Business customers, including law firms, had a longer reprieve. And with the law firm model relying on ‘work in progress’, it was in the
banks’ interest to take time to understand legal business; these were, and are, low-risk businesses with a regular need for credit. Overdrafts and loans remain core to what law firms need from their banks.
They should be a good credit risk, too. Even in the most traditional of partnership structures, regulatory commitments ensure a high degree of transparency around financial stability (some high-profile firm failures not withstanding).
Law firm accounts and business plans are also pored over most years by brokers and insurers, as practices move to buy professional indemnity insurance (PII) (see PII feature, page 18).
An understanding
Yet, to varying degrees, many major retail banks have placed the services they offer to law firms within bigger, more general departments. This is happening at a time when some areas of law are viewed by lenders as ‘high-risk’.

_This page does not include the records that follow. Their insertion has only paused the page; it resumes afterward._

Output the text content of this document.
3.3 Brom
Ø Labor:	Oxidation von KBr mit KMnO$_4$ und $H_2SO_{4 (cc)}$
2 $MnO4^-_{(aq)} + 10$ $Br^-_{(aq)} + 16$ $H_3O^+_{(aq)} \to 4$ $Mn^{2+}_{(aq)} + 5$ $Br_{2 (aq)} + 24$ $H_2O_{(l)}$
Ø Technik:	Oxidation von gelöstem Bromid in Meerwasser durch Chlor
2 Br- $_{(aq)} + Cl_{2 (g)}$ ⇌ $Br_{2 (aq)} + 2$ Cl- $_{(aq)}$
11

‘For me, it’s all about knowing the sector,’ says Chris Marston, former head of professional services at Lloyds and now CEO of law firm network and consultancy LawNet. ‘There are plenty of bankers out there who understand how to support SME businesses, but the peculiarities of the legal sector baffle them.’

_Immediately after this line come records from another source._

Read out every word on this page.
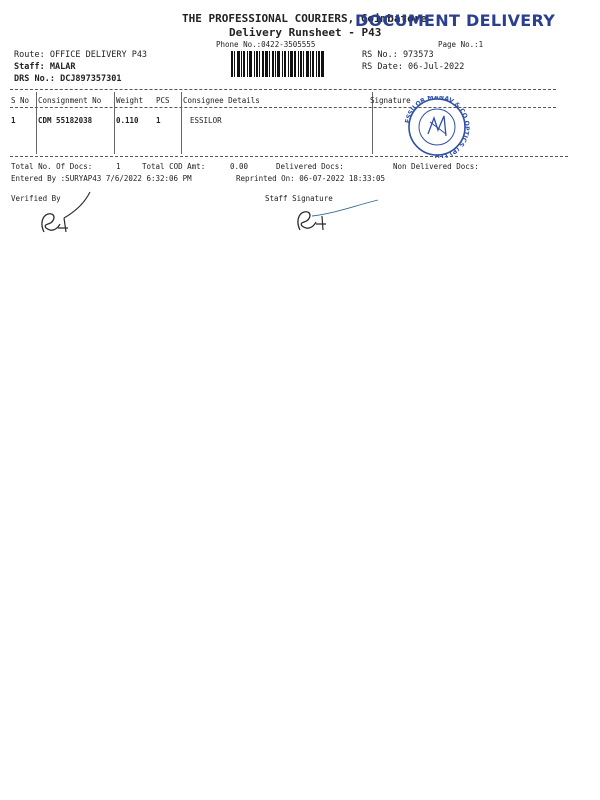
THE PROFESSIONAL COURIERS, Coimbatore
Delivery Runsheet - P43
DOCUMENT DELIVERY
Phone No.:0422-3505555	Page No.:1
Route: OFFICE DELIVERY P43
Staff: MALAR
DRS No.: DCJ897357301
RS No.: 973573
RS Date: 06-Jul-2022
S No Consignment No Weight PCS Consignee Details	Signature
1	CDM 55182038	0.110 1	ESSILOR	ESSILOR MANAV & CO OPTICS (P) LTD
Total No. Of Docs:	1	Total COD Amt:	0.00	Delivered Docs:	Non Delivered Docs:
Entered By :SURYAP43 7/6/2022 6:32:06 PM	Reprinted On: 06-07-2022 18:33:05
Verified By	Staff Signature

Are the banks paying sufficient attention to the legal sector economy? ‘The four main
banks are showing different levels of interest in the sector,’ observes Viv Williams, consulting director at Symphony Legal. ‘The two with the largest market share, NatWest and Barclays, have around 60% of the law firm market yet seem not to want to grow.’ Their market share has fallen from an estimated 65% in the past few years, he estimates.
From his vantage point – providing advice to SME law firms – Williams adds: ‘NatWest and RBS have the greatest exposure to personal injury and clinical negligence [practices], and are squeezing clients to reduce their borrowings – some on a monthly basis – which [has] exacerbated the position.’
A classic case, perhaps, of a business feeling the bank ‘owns’ them, rather than firms being valued customers with a choice?
Shop around
Feedback from principals at smaller practices suggests that firms should still be confident to shop around.
Tony Roe, founder of Tony Roe solicitors, recalls: ‘I set up my Berkshire-based niche divorce and family law firm 10 years ago. Before I could open the doors I wanted to get the right relationship with a bank. So I interviewed several contenders. It was rather empowering, if not a little daunting.’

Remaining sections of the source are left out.